I think Offred’s description of the commanders taking over the United States is pertinent. Like in Gilead, first, we’ll be surprised and comforted, even united in our shock, then we’ll be afraid — numbed in our overwhelmed fear — but we must never be complacent.
“Nothing changes instantaneously,” Atwood wrote. “In a gradually heating bathtub you’d be boiled to death before you knew it.”
The commander’s irony is timely. Justice Amy Coney Barrett’s ignorance is practically comical in her clueless questioning of the necessity of abortion procedures.
If abortion rights advocates believed that “the consequences of parenting and the obligations of motherhood that flow from pregnancy [would harm women] why don’t the safe-haven laws take care of that problem?” Barrett said.
Barrett refers to the elusive adoption laws where a woman can leave a baby at a safe spot and isn’t responsible for her child. The actual reason why that doesn’t work is somehow lost in translation. Not all women are mentally, financially, physically or emotionally prepared for childbirth. Their struggle confusing to the face of privilege.
The resistance? Necessary.
How can you dissent to a process so characteristically undemocratic, unconstitutional and supposedly un-American? You protest and organize, as women did before, before contraption and before abortion.

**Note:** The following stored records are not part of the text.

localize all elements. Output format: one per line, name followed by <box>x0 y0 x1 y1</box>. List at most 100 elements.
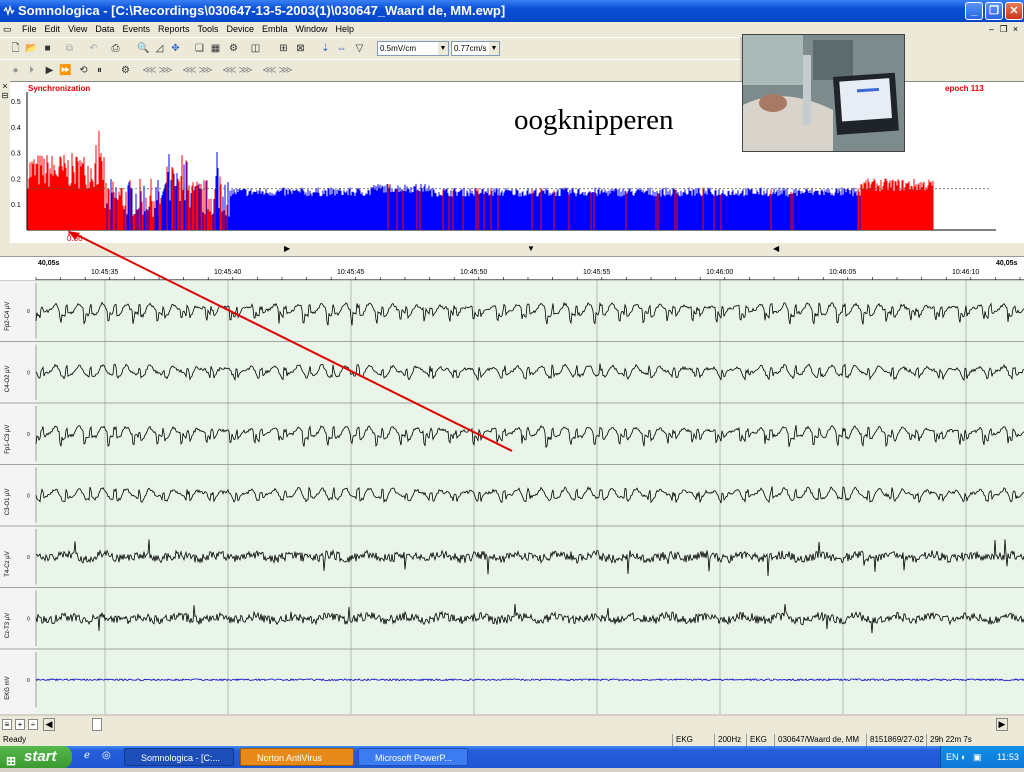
new-icon[interactable]: 🗋 <box>8 41 23 56</box>
step-icon[interactable]: ⏵ <box>24 63 39 78</box>
print-icon[interactable]: ⎙ <box>108 41 123 56</box>
scroll-left-icon[interactable]: ◀ <box>43 718 55 731</box>
chevron-down-icon: ▼ <box>489 42 499 55</box>
zero-label: 0 <box>27 678 30 684</box>
undo-icon[interactable]: ↶ <box>86 41 101 56</box>
panel-close-icon[interactable]: × <box>0 81 10 91</box>
scroll-thumb[interactable] <box>92 718 102 731</box>
channel-label: C4-O2 µV <box>5 365 11 392</box>
trace-0 <box>35 301 1024 326</box>
sensitivity-value: 0.5mV/cm <box>380 44 417 53</box>
trace-3 <box>35 486 1024 504</box>
menu-window[interactable]: Window <box>292 22 332 37</box>
quicklaunch-ie-icon[interactable]: ℯ <box>84 750 90 761</box>
menu-help[interactable]: Help <box>332 22 359 37</box>
add-icon[interactable]: + <box>15 719 25 730</box>
windows-logo-icon: ⊞ <box>6 754 17 768</box>
trace-4 <box>35 539 1024 577</box>
cursor-icon[interactable]: ✥ <box>168 41 183 56</box>
open-icon[interactable]: 📂 <box>24 41 39 56</box>
maximize-button[interactable]: ❐ <box>985 2 1003 20</box>
mdi-restore-button[interactable]: ❐ <box>998 22 1009 37</box>
menu-edit[interactable]: Edit <box>41 22 65 37</box>
task-powerpoint[interactable]: Microsoft PowerP... <box>358 748 468 766</box>
horizontal-scrollbar[interactable]: ≡ + ÷ ◀ ▶ <box>0 716 1024 734</box>
window-icon[interactable]: ❏ <box>192 41 207 56</box>
close-button[interactable]: ✕ <box>1005 2 1023 20</box>
network-icon[interactable]: ▣ <box>973 746 982 768</box>
event-c-icon[interactable]: ⋘ <box>222 63 237 78</box>
event-next-icon[interactable]: ⋙ <box>158 63 173 78</box>
task-label: Norton AntiVirus <box>257 753 322 763</box>
scale-down-icon[interactable]: ⇣ <box>318 41 333 56</box>
event-d-icon[interactable]: ⋙ <box>238 63 253 78</box>
play-icon[interactable]: ▶ <box>42 63 57 78</box>
event-b-icon[interactable]: ⋙ <box>198 63 213 78</box>
layout-icon[interactable]: ▦ <box>208 41 223 56</box>
sync-title: Synchronization <box>28 84 90 93</box>
menu-device[interactable]: Device <box>222 22 258 37</box>
axis-left-label: 40,05s <box>38 260 60 267</box>
system-tray: EN ◐ ▣ 11:53 <box>940 746 1024 768</box>
tray-icon[interactable]: ◐ <box>961 746 966 768</box>
tools-icon[interactable]: ⚙ <box>226 41 241 56</box>
menu-embla[interactable]: Embla <box>258 22 292 37</box>
montage-icon[interactable]: ⊞ <box>276 41 291 56</box>
scale-up-icon[interactable]: ⇔ <box>334 41 349 56</box>
panel-icon[interactable]: ◫ <box>248 41 263 56</box>
task-somnologica[interactable]: Somnologica - [C:... <box>124 748 234 766</box>
status-patient: 030647/Waard de, MM <box>774 734 859 746</box>
event-e-icon[interactable]: ⋘ <box>262 63 277 78</box>
event-f-icon[interactable]: ⋙ <box>278 63 293 78</box>
time-tick-label: 10:45:35 <box>91 269 118 276</box>
chevron-down-icon[interactable]: ▼ <box>527 244 535 253</box>
quicklaunch-browser-icon[interactable]: ◎ <box>102 750 111 761</box>
save-icon[interactable]: ■ <box>40 41 55 56</box>
zero-label: 0 <box>27 555 30 561</box>
clock: 11:53 <box>997 752 1019 762</box>
scroll-right-icon[interactable]: ▶ <box>996 718 1008 731</box>
menu-view[interactable]: View <box>64 22 91 37</box>
mdi-close-button[interactable]: × <box>1010 22 1021 37</box>
panel-options-icon[interactable]: ⊟ <box>0 91 10 100</box>
axis-right-label: 40,05s <box>996 260 1018 267</box>
copy-icon[interactable]: ⧉ <box>62 41 77 56</box>
measure-icon[interactable]: ◿ <box>152 41 167 56</box>
pause-icon[interactable]: ⏸ <box>92 63 107 78</box>
filter-icon[interactable]: ▽ <box>352 41 367 56</box>
chevron-left-icon[interactable]: ◀ <box>773 244 779 253</box>
speed-value: 0.77cm/s <box>454 44 487 53</box>
expand-icon[interactable]: ÷ <box>28 719 38 730</box>
menu-file[interactable]: File <box>18 22 41 37</box>
minimize-button[interactable]: _ <box>965 2 983 20</box>
y-tick-label: 0.3 <box>11 151 21 158</box>
event-prev-icon[interactable]: ⋘ <box>142 63 157 78</box>
y-tick-label: 0.4 <box>11 125 21 132</box>
fast-forward-icon[interactable]: ⏩ <box>58 63 73 78</box>
loop-icon[interactable]: ⟲ <box>76 63 91 78</box>
bedside-photo <box>742 34 905 152</box>
menu-events[interactable]: Events <box>118 22 154 37</box>
task-norton[interactable]: Norton AntiVirus <box>240 748 354 766</box>
speed-select[interactable]: 0.77cm/s ▼ <box>451 41 500 56</box>
sensitivity-select[interactable]: 0.5mV/cm ▼ <box>377 41 449 56</box>
zoom-icon[interactable]: 🔍 <box>136 41 151 56</box>
start-button[interactable]: ⊞ start <box>0 746 72 768</box>
mdi-minimize-button[interactable]: – <box>986 22 997 37</box>
event-a-icon[interactable]: ⋘ <box>182 63 197 78</box>
zoom-out-icon[interactable]: ≡ <box>2 719 12 730</box>
time-tick-label: 10:46:05 <box>829 269 856 276</box>
menu-tools[interactable]: Tools <box>193 22 222 37</box>
overview-navigator[interactable]: ▶ ▼ ◀ <box>0 243 1024 256</box>
toolbar-background <box>905 37 1024 81</box>
menu-data[interactable]: Data <box>91 22 118 37</box>
language-indicator[interactable]: EN <box>946 746 959 768</box>
time-tick-label: 10:46:10 <box>952 269 979 276</box>
eeg-traces: Fp2-C4 µV 0 C4-O2 µV 0 Fp1-C3 µV 0 C3-O1 µV 0 T4… <box>0 279 1024 714</box>
channel-label: C3-O1 µV <box>5 488 11 515</box>
chevron-right-icon[interactable]: ▶ <box>284 244 290 253</box>
remove-montage-icon[interactable]: ⊠ <box>293 41 308 56</box>
menu-reports[interactable]: Reports <box>154 22 194 37</box>
settings-icon[interactable]: ⚙ <box>118 63 133 78</box>
record-icon[interactable]: ● <box>8 63 23 78</box>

Contraception has a possibility to be restricted, like abortion. Griswold v Connecticut in 1965 declared the use of contraception legal nationally and not subject to state-level restrictions. This determined a newfound right to privacy, one that was further protected by the declaration in Roe v Wade. Legal critics are arguing that Roe has the potential to bring down Griswold.
And, what next? With the right to privacy stripped of women, how restricted can our medical freedom become? Negative and positive liberties are still liberties.
“There is more than one kind of freedom,” Aunt Lydia, the primary antagonist in the novel, said to the handmaids. “Freedom to and freedom from. In the days of anarchy, it was freedom to. Now you are being given freedom from. Don’t underrate it.”
Now, we have freedom to. Freedom to use contraceptives, have sex, get pregnant, get an abortion, have a kid and the privacy to do so. We have the freedom to vote next November.
An alternative to all of this is codifying Roe and Griswold in legislation. But, that would require a sympathetic legislature. Something only achieved by more equal representation. Right now we have senate gridlock, meaning that it is challenging to pass legislation through Congress with exactly 50 democrats and 5o republicans. We need to change that with young people voting in 2022.
We must never have freedom from someone else. We don’t exist in someone else’s definition of womanhood, of feminity. We cannot.
“Nolite te bastardes carborundorum.”
Don’t let the bastards grind you down.